- APIs vereinheitlichen
- eigene logger. die außer kraft gesetzt werden können.
- logging an den gleichen stellen. prüfen was sinn ergibt: debug, info, warning, ...
- Threading
- Progressbar
- penny: uses the calendar-week in the request, but the extra_details urls are returning 404 a lot (all throughout) on sunday for the past week
- rewe: products for the next week..
- aldi_sued: products for the next week. the date-based urls (partial week) are available still. (sometimes prices can be missing)
- in fruit & vegetable category ("frischekracher") the prices for the next week are not available before saturday 7 am
- for the partial-week-urls: on sunday we get the next week, i.e. the next day (monday), ...
- aldi_nord: products for the next week only.
- hit: ???
preliminary conclusion: on sundays use the next week as target.
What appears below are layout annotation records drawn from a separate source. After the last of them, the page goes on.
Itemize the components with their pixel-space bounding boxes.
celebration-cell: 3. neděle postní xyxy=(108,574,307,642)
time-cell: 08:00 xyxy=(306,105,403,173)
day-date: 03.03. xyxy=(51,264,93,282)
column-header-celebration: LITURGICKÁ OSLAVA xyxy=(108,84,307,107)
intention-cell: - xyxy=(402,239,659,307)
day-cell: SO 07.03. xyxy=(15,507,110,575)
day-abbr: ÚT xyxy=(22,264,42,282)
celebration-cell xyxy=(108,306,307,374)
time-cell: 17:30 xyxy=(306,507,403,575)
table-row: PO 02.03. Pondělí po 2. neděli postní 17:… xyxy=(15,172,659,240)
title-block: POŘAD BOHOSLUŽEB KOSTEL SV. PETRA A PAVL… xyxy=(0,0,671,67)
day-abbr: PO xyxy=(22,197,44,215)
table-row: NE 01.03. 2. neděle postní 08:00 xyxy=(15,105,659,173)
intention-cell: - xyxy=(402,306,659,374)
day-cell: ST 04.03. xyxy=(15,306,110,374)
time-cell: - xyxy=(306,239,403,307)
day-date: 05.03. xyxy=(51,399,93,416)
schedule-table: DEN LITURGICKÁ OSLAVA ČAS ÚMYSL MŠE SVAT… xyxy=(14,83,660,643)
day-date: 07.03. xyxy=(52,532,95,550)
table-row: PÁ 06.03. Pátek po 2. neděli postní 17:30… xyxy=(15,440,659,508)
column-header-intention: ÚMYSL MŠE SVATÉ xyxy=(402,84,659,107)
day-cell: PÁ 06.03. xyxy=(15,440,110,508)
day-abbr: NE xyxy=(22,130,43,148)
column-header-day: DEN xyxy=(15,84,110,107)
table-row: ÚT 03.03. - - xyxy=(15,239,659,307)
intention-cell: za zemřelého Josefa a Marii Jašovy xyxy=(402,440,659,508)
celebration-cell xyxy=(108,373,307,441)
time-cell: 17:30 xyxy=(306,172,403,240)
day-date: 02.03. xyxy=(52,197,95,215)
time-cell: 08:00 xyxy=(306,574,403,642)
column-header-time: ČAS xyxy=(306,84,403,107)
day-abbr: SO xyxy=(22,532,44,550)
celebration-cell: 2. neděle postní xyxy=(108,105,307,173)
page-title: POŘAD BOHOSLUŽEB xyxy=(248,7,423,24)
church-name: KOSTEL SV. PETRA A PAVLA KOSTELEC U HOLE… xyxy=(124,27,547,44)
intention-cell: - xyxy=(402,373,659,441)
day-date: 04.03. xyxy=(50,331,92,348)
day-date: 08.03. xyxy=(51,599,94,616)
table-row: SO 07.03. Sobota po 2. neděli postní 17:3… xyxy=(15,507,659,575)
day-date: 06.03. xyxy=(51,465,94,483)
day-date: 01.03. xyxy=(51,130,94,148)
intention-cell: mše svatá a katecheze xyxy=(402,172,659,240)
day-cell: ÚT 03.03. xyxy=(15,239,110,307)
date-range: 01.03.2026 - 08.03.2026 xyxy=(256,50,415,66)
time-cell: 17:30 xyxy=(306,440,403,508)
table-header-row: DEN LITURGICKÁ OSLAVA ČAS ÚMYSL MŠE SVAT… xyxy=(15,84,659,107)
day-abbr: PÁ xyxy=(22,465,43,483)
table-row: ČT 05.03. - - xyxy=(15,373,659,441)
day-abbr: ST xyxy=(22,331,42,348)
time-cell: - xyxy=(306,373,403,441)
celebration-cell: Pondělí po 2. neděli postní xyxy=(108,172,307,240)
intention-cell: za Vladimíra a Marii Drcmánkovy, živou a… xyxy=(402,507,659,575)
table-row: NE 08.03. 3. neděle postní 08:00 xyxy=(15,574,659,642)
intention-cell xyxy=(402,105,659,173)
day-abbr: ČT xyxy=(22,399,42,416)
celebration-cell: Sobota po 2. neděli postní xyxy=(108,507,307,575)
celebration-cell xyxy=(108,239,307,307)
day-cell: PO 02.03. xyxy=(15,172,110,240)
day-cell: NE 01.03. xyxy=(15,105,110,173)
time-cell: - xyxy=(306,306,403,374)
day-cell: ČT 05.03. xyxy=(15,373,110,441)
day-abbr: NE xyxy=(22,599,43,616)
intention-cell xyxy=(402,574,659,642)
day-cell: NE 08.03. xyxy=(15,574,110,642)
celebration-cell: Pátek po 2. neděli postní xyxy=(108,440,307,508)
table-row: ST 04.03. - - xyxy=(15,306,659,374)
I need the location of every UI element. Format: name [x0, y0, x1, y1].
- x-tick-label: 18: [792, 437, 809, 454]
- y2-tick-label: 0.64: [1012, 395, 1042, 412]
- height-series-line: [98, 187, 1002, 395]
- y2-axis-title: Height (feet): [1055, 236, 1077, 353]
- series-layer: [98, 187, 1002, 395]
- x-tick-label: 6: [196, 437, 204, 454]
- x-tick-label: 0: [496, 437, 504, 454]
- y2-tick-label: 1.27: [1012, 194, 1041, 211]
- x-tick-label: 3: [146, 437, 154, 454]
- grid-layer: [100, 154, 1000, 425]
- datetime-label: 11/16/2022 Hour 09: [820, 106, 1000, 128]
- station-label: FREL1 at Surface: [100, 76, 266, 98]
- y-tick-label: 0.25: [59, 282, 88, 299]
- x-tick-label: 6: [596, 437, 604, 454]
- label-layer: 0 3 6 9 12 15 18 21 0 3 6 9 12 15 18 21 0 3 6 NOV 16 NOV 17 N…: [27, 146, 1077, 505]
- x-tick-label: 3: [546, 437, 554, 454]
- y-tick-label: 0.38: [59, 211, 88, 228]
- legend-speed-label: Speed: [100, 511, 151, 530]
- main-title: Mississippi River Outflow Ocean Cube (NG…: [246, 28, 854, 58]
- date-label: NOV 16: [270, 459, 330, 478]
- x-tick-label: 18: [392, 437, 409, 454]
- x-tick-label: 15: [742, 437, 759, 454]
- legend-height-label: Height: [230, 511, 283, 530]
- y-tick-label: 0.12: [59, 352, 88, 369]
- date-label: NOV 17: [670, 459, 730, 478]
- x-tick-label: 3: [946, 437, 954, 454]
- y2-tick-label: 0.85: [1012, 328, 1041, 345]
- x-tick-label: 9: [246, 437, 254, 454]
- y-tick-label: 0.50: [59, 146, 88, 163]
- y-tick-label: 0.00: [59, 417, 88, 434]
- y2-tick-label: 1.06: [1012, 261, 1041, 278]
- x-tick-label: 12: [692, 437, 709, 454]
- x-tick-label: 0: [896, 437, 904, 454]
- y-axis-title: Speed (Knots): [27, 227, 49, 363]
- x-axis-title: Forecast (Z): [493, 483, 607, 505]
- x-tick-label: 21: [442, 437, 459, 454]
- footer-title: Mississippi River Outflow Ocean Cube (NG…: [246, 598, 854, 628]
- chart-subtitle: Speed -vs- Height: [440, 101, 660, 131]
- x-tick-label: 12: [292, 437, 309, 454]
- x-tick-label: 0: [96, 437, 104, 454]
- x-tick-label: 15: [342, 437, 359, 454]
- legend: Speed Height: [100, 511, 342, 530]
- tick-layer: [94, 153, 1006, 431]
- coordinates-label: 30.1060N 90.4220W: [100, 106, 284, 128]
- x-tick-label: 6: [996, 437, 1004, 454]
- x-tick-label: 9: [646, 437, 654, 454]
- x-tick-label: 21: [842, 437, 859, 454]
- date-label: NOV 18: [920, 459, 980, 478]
- give an estimated for all requests and warn?
- start over on sunday?
makes a lot of assumptions regarding the structur of the returned and parsed website- and json-data..
- httpx[http2]
- cryptography
- beautifulsoup4
- main.py does all the main database work.
- marketlists.py mostly calls the endpoints (rewe owns a key- and a pem-file for authentication)
- every market-class exposes a method get_markets() which returns markets (or at least an empty list) or - if something went wrong and we should abort this market-retrieval - it returns None
- every market-class owns a logger (e.g. marketlists.Penny), that can propagate its messages to the marketlists-logger
- discounts.py SHOULD also mostly call the endpoints (same auth stuff needed), it exposes a function get_products() which takes nothing or one or multiple market id(s) - or a selling region in some cases - and returns the products for that market/ selling region
- market_products.py, market.py, product.py, market_extra.py are all dataclasses that also have some storage-functions
- util.py for useful/necessary functions
-
one table for all markets.
-
one table for all products.
-
intermediary tables to safe space / minimize the number of rows in product table
-
REWE: one table, in which one row contains a rewe-market id and the ids of the offers. (so no need to store all offers multiple times in detail)
-
HIT: Same as REWE.
-
PENNY: two tables:
- one row contains a selling region and the offer ids for that selling region.
- (extra market infos table) one row contains a market id and extra infos for that market, like opening times - but also a column with the 4A41 selling region for that market.
-
-
all tables - besides the table with the markets - have two mandatory columns:
- the week start and (monday)
- the week end (saturday)